D’autres questions sont aussi posés. Celle du renouvellement des cadres religieux par exemple. Certains acteurs sont en place depuis dix ans déjà.

Autre chose. Il y a un certain nombre de mosquées qui n’ont pas souhaité participer à ce jeu représentatif du CFCM en lequel elles voyaient un dispositif destiné à produire des représentants « labelisés » pour l’Etat, sans tenir compte des fidèles. A ces mosquées, d’autres mosquées, autonomes, échappent totalement au contrôle diplomatique des Etats d’origine, et sont absentes du CFCM. Il faudra bien déterminer leur part dans ce processus de la représentation du culte musulman en France.
Il y a enfin une question auquel il faudra répondre : le CFCM représente t’il l’islam auprès des pouvoirs publics ou les pouvoirs publics auprès des fidèles ?

Les deuxièmes et troisièmes générations, peu présentes dans la représentation actuelle, ont-elles encore un rôle à jouer dans la gestion du culte en France ?

F.F : On a l’impression que tout a été fait pour qu’on ne leur laisse pas la parole.

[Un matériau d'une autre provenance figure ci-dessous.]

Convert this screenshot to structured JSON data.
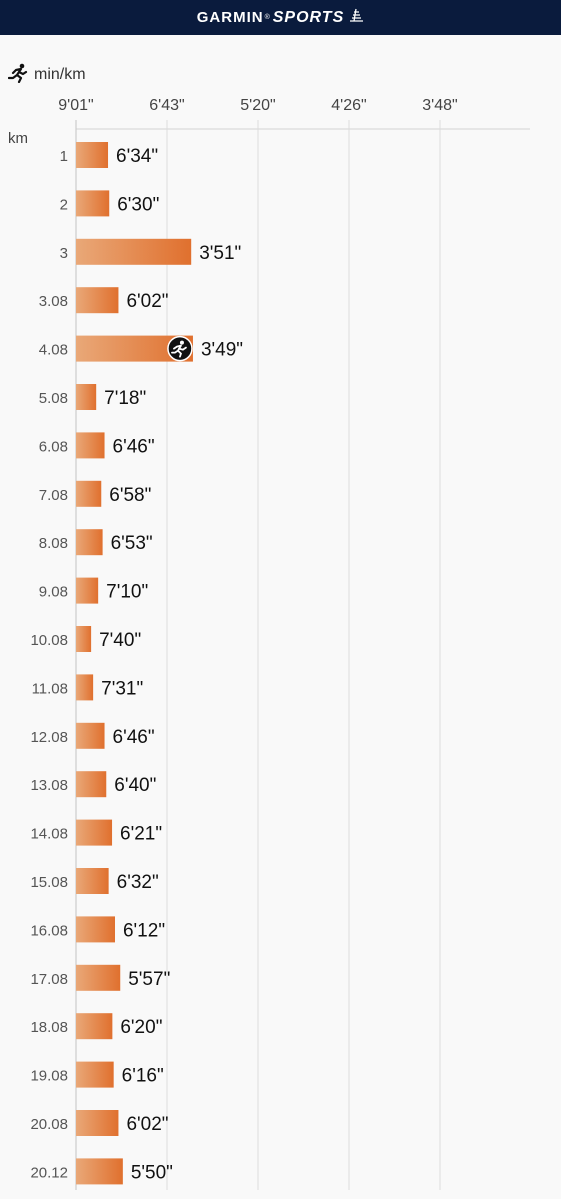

Si on fait une estimation des délégués présentés sur les listes appartenant à ces nouvelles générations, on verra qu’ils sont très peu nombreux. Il appartient aussi à ces jeunes musulmans de s’investir davantage et aux associations actuelles de leur faire plus de place et d’accepter le renouvellement des générations.

On peut penser également que ces deuxième et troisième générations ne se sentent pas concernés par le CFCM mais plutôt davantage par des problèmes tels que le chômage et la discrimination. Ils considèrent que le jeu est biaisé et quoi qu’ils disent, qu’on ne prendra jamais en considération leur opinion, ce qui est regrettable. Rien n’a été réellement fait pour prendre en compte leurs attentes, leurs problèmes quotidiens et leurs souhaits. Tout a été fait pour que leur voix dissonante ne s’entende pas.

On ne parvient pas en France à penser l’islam en dehors de considérations extra territoriales. Ceci et les logiques clientélistes, où l’on se soucis davantage de la répartition des postes dans les commissions que des problèmes concrets des fidèles, a aggravé le clivage générationnel et a poussé les jeunes a se désintéresser du CFCM.

Il y a bien eu un moment des structures comme Présence musulmane, qui a essayé de relayer le discours de ces jeunes mais on a tout de suite présenté ces structures comme radicales, ce qui ne l’était pas. Ces discours remettaient en cause les dysfonctionnements et pas le système. Cette situation, ajouté aux évènements internationaux a produit un islamo scepticisme, qui a découragé les jeunes de s’investir plus et de faire porter leur voix courant le risque constant d’être accusé d’intégrisme.